3 Lessons to Learn from the Marks and Spencer’s eCommerce fiasco

Marks and Spencer eCommerce case study

Marks and Spencer eCommerce case study

The British retail giant, Marks and Spencer, experienced a dramatic reduction in the growth of its online sales from +20% to -8.1%. Just half of the 6 million users had re-registered on its new website. Additionally, owing to the lost user data, the user’s experience on the new website was not personalised yet, as in the old website.

M&S representatives insist that this state of the website is bound to change as more and adaptation to the new is not far away. As put by M&S’s finance director, “it is a bit like going to the supermarket for milk. They’ve moved it and you can’t find it immediately. However, the result of £150 million and 2 years of investment on their website has made neither the shareholders, nor the customers happy.In this article,we take M&S as an eCommerce case study and analyse where they went wrong causing such extreme dissatisfaction.

M&S was in outsourcing its ecommerce platform and data storage to Amazon’s cloud services, affirmed by a deal signed in 2005. In 2012, M&S wanted to up their mundane online experience and decided to switch to their own servers and in-house website management team. Even though this mighty migration to their own server could be handled much better, there are 3 fundamental mistakes made by M&S that has resulted in their online doom.

1)      Choosing cloud services

Public cloud services, such as Microsoft Azure and Amazon cloud services act as service providers, offering and managing data storage and processing for a monthly subscription fee. Such services are very attractive and suitable for retailers, as they offer reliability, scalability and flexibility, moreover, being more cost- effective than having the whole process in-house.

Hence, it is not a surprising that M&S opted for a long-term eCommerce partnership with Amazon cloud services for their website in 2005. This route seems rosy, however, in due time it is easy to get into a fix with having your data rooted to the public cloud service. That is exactly what happened with M&S. M&S faced this problem, when they decided to build and migrate to their in-house system. Their database and website information could not be moved from the Amazon cloud without re-writing or reformatting the applications. Along with this, the database of all registered users on their site was also lost.

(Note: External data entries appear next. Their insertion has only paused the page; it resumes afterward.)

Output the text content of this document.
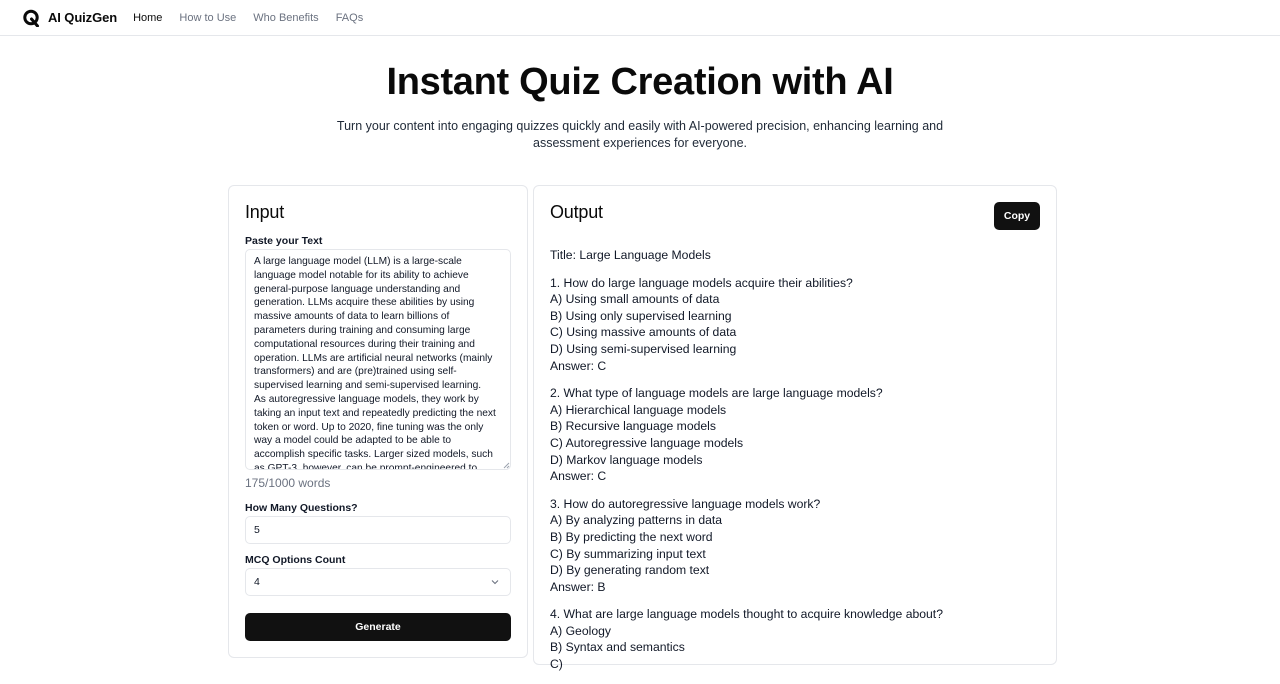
AI QuizGen Home How to Use Who Benefits FAQs
Instant Quiz Creation with AI

Turn your content into engaging quizzes quickly and easily with AI-powered precision, enhancing learning and assessment experiences for everyone.

Input
Paste your Text
A large language model (LLM) is a large-scale language model notable for its ability to achieve general-purpose language understanding and generation. LLMs acquire these abilities by using massive amounts of data to learn billions of parameters during training and consuming large computational resources during their training and operation. LLMs are artificial neural networks (mainly transformers) and are (pre)trained using self-supervised learning and semi-supervised learning. As autoregressive language models, they work by taking an input text and repeatedly predicting the next token or word. Up to 2020, fine tuning was the only way a model could be adapted to be able to accomplish specific tasks. Larger sized models, such as GPT-3, however, can be prompt-engineered to
175/1000 words
How Many Questions?
5
MCQ Options Count
4
Generate
Output	Copy
Title: Large Language Models
1. How do large language models acquire their abilities?
A) Using small amounts of data
B) Using only supervised learning
C) Using massive amounts of data
D) Using semi-supervised learning
Answer: C
2. What type of language models are large language models?
A) Hierarchical language models
B) Recursive language models
C) Autoregressive language models
D) Markov language models
Answer: C
3. How do autoregressive language models work?
A) By analyzing patterns in data
B) By predicting the next word
C) By summarizing input text
D) By generating random text
Answer: B
4. What are large language models thought to acquire knowledge about?
A) Geology
B) Syntax and semantics
C)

Getting out of a cloud service is not as easy as it seems as they are designed to be sticky. The reason for staying with a cloud based service should be quality, not transfer costs.

Lesson learnt: Do not rush in signing a deal with your vendor. Reading the fine print is very important before getting into a long term relationship. Make sure your cloud based server is open and portable. Choosing platforms and cloud providers who excel and specialize in providing services to your business kind should be more preferable as they would be able to solve and work on business problems faced by you faster. For example, MartJack specialises in providing retailers multi-channel eCommerce capabilities.

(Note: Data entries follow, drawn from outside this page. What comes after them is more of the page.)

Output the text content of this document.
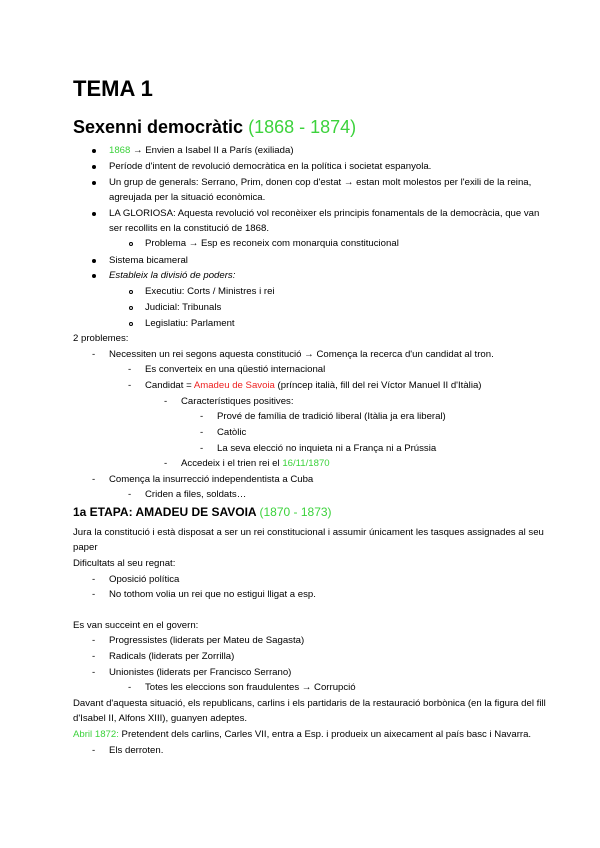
TEMA 1
Sexenni democràtic (1868 - 1874)
1868 → Envien a Isabel II a París (exiliada)
Període d'intent de revolució democràtica en la política i societat espanyola.
Un grup de generals: Serrano, Prim, donen cop d'estat → estan molt molestos per l'exili de la reina,
agreujada per la situació econòmica.
LA GLORIOSA: Aquesta revolució vol reconèixer els principis fonamentals de la democràcia, que van
ser recollits en la constitució de 1868.
Problema → Esp es reconeix com monarquia constitucional
Sistema bicameral
Estableix la divisió de poders:
Executiu: Corts / Ministres i rei
Judicial: Tribunals
Legislatiu: Parlament
2 problemes:
- Necessiten un rei segons aquesta constitució → Comença la recerca d'un candidat al tron.
- Es converteix en una qüestió internacional
- Candidat = Amadeu de Savoia (príncep italià, fill del rei Víctor Manuel II d'Itàlia)
- Característiques positives:
- Prové de família de tradició liberal (Itàlia ja era liberal)
- Catòlic
- La seva elecció no inquieta ni a França ni a Prússia
- Accedeix i el trien rei el 16/11/1870
- Comença la insurrecció independentista a Cuba
- Criden a files, soldats…
1a ETAPA: AMADEU DE SAVOIA (1870 - 1873)
Jura la constitució i està disposat a ser un rei constitucional i assumir únicament les tasques assignades al seu
paper
Dificultats al seu regnat:
- Oposició política
- No tothom volia un rei que no estigui lligat a esp.
Es van succeint en el govern:
- Progressistes (liderats per Mateu de Sagasta)
- Radicals (liderats per Zorrilla)
- Unionistes (liderats per Francisco Serrano)
- Totes les eleccions son fraudulentes → Corrupció
Davant d'aquesta situació, els republicans, carlins i els partidaris de la restauració borbònica (en la figura del fill
d'Isabel II, Alfons XIII), guanyen adeptes.
Abril 1872: Pretendent dels carlins, Carles VII, entra a Esp. i produeix un aixecament al país basc i Navarra.
- Els derroten.
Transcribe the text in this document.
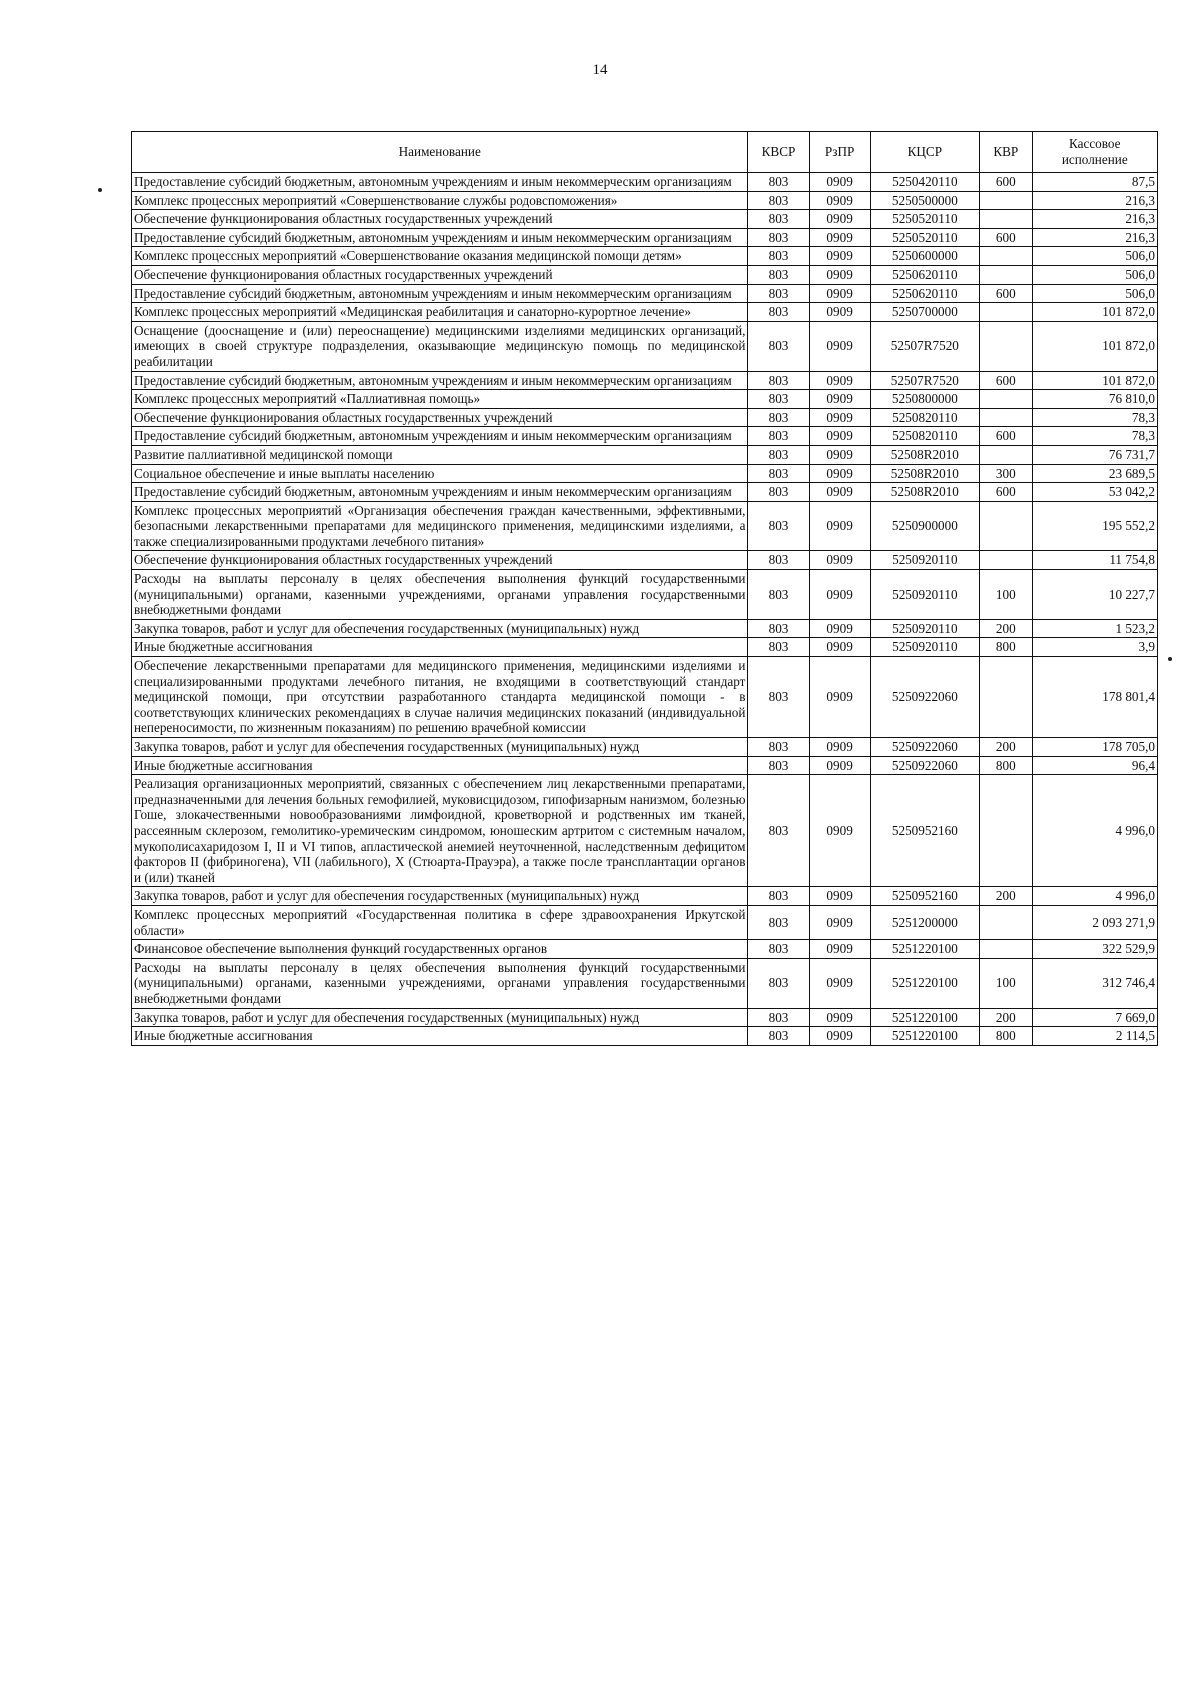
14
Наименование	КВСР	РзПР	КЦСР	КВР	Кассовое исполнение
Предоставление субсидий бюджетным, автономным учреждениям и иным некоммерческим организациям	803	0909	5250420110	600	87,5
Комплекс процессных мероприятий «Совершенствование службы родовспоможения»	803	0909	5250500000		216,3
Обеспечение функционирования областных государственных учреждений	803	0909	5250520110		216,3
Предоставление субсидий бюджетным, автономным учреждениям и иным некоммерческим организациям	803	0909	5250520110	600	216,3
Комплекс процессных мероприятий «Совершенствование оказания медицинской помощи детям»	803	0909	5250600000		506,0
Обеспечение функционирования областных государственных учреждений	803	0909	5250620110		506,0
Предоставление субсидий бюджетным, автономным учреждениям и иным некоммерческим организациям	803	0909	5250620110	600	506,0
Комплекс процессных мероприятий «Медицинская реабилитация и санаторно-курортное лечение»	803	0909	5250700000		101 872,0
Оснащение (дооснащение и (или) переоснащение) медицинскими изделиями медицинских организаций, имеющих в своей структуре подразделения, оказывающие медицинскую помощь по медицинской реабилитации	803	0909	52507R7520		101 872,0
Предоставление субсидий бюджетным, автономным учреждениям и иным некоммерческим организациям	803	0909	52507R7520	600	101 872,0
Комплекс процессных мероприятий «Паллиативная помощь»	803	0909	5250800000		76 810,0
Обеспечение функционирования областных государственных учреждений	803	0909	5250820110		78,3
Предоставление субсидий бюджетным, автономным учреждениям и иным некоммерческим организациям	803	0909	5250820110	600	78,3
Развитие паллиативной медицинской помощи	803	0909	52508R2010		76 731,7
Социальное обеспечение и иные выплаты населению	803	0909	52508R2010	300	23 689,5
Предоставление субсидий бюджетным, автономным учреждениям и иным некоммерческим организациям	803	0909	52508R2010	600	53 042,2
Комплекс процессных мероприятий «Организация обеспечения граждан качественными, эффективными, безопасными лекарственными препаратами для медицинского применения, медицинскими изделиями, а также специализированными продуктами лечебного питания»	803	0909	5250900000		195 552,2
Обеспечение функционирования областных государственных учреждений	803	0909	5250920110		11 754,8
Расходы на выплаты персоналу в целях обеспечения выполнения функций государственными (муниципальными) органами, казенными учреждениями, органами управления государственными внебюджетными фондами	803	0909	5250920110	100	10 227,7
Закупка товаров, работ и услуг для обеспечения государственных (муниципальных) нужд	803	0909	5250920110	200	1 523,2
Иные бюджетные ассигнования	803	0909	5250920110	800	3,9
Обеспечение лекарственными препаратами для медицинского применения, медицинскими изделиями и специализированными продуктами лечебного питания, не входящими в соответствующий стандарт медицинской помощи, при отсутствии разработанного стандарта медицинской помощи - в соответствующих клинических рекомендациях в случае наличия медицинских показаний (индивидуальной непереносимости, по жизненным показаниям) по решению врачебной комиссии	803	0909	5250922060		178 801,4
Закупка товаров, работ и услуг для обеспечения государственных (муниципальных) нужд	803	0909	5250922060	200	178 705,0
Иные бюджетные ассигнования	803	0909	5250922060	800	96,4
Реализация организационных мероприятий, связанных с обеспечением лиц лекарственными препаратами, предназначенными для лечения больных гемофилией, муковисцидозом, гипофизарным нанизмом, болезнью Гоше, злокачественными новообразованиями лимфоидной, кроветворной и родственных им тканей, рассеянным склерозом, гемолитико-уремическим синдромом, юношеским артритом с системным началом, мукополисахаридозом I, II и VI типов, апластической анемией неуточненной, наследственным дефицитом факторов II (фибриногена), VII (лабильного), X (Стюарта-Прауэра), а также после трансплантации органов и (или) тканей	803	0909	5250952160		4 996,0
Закупка товаров, работ и услуг для обеспечения государственных (муниципальных) нужд	803	0909	5250952160	200	4 996,0
Комплекс процессных мероприятий «Государственная политика в сфере здравоохранения Иркутской области»	803	0909	5251200000		2 093 271,9
Финансовое обеспечение выполнения функций государственных органов	803	0909	5251220100		322 529,9
Расходы на выплаты персоналу в целях обеспечения выполнения функций государственными (муниципальными) органами, казенными учреждениями, органами управления государственными внебюджетными фондами	803	0909	5251220100	100	312 746,4
Закупка товаров, работ и услуг для обеспечения государственных (муниципальных) нужд	803	0909	5251220100	200	7 669,0
Иные бюджетные ассигнования	803	0909	5251220100	800	2 114,5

2)      Making online changes:

2 years of time was spent by M&S to roll out the current website. However, this new format of the website has gotten a lot of flak from customers about its usability, who have found it ‘awkward to navigate’. Some have taken to social media to express their disappointment. This has also hugely upset the shareholders of the company, with the complaining about the long settling-in period.

Lesson learnt: The “grand opening” of a brand new website will not always be accepted with a rolled out red carpet and excited users.  It takes time for customers to get used to a new website and it is not advisable to make all the changes in one go. Users like to use familiar interfaces and new changes will be met with resistance. Customer is king and an organisation should function according to the customer’s wishes. Customer wants change frequently; hence, delivering a product 2 years later is not parallel with being customer oriented.

Facebook is innovating and improving their User interface every day. Just invisibly with a big release every Tuesday and two releases every weekday. The changes are so small that users seldom notice a change. Rome wasn’t built in one day.

3)      Agile development:

The internet is all about agile, continuous development now. Changes are made in small increments and designing, failing and fast optimizing is all part of the process. With increasing number of smart phone users today, the focus is now changing from pc to mobile. Demographics have drastically changed since M&S embarked on its online haul. The younger generation has further moved on to mobile apps. Drastic redesign leads the users to abandon the website due to frustration of not being able to use it.

Lesson learnt:  Change is introduced in phases, where first is it tested on a small group of users (alpha), and is optimised according to their reaction to it. Then, it is introduced to a bigger group of customers (beta), and finally, after fine-tuning by analysing user behaviour, it is made public. This is followed by internet giants such as Facebook and Amazon, who are changing all the time. However, the changes are small and are hard to spot. However, if the change fails, which can be decided by analysing data, the site can easily be taken back to the original without users noticing much change.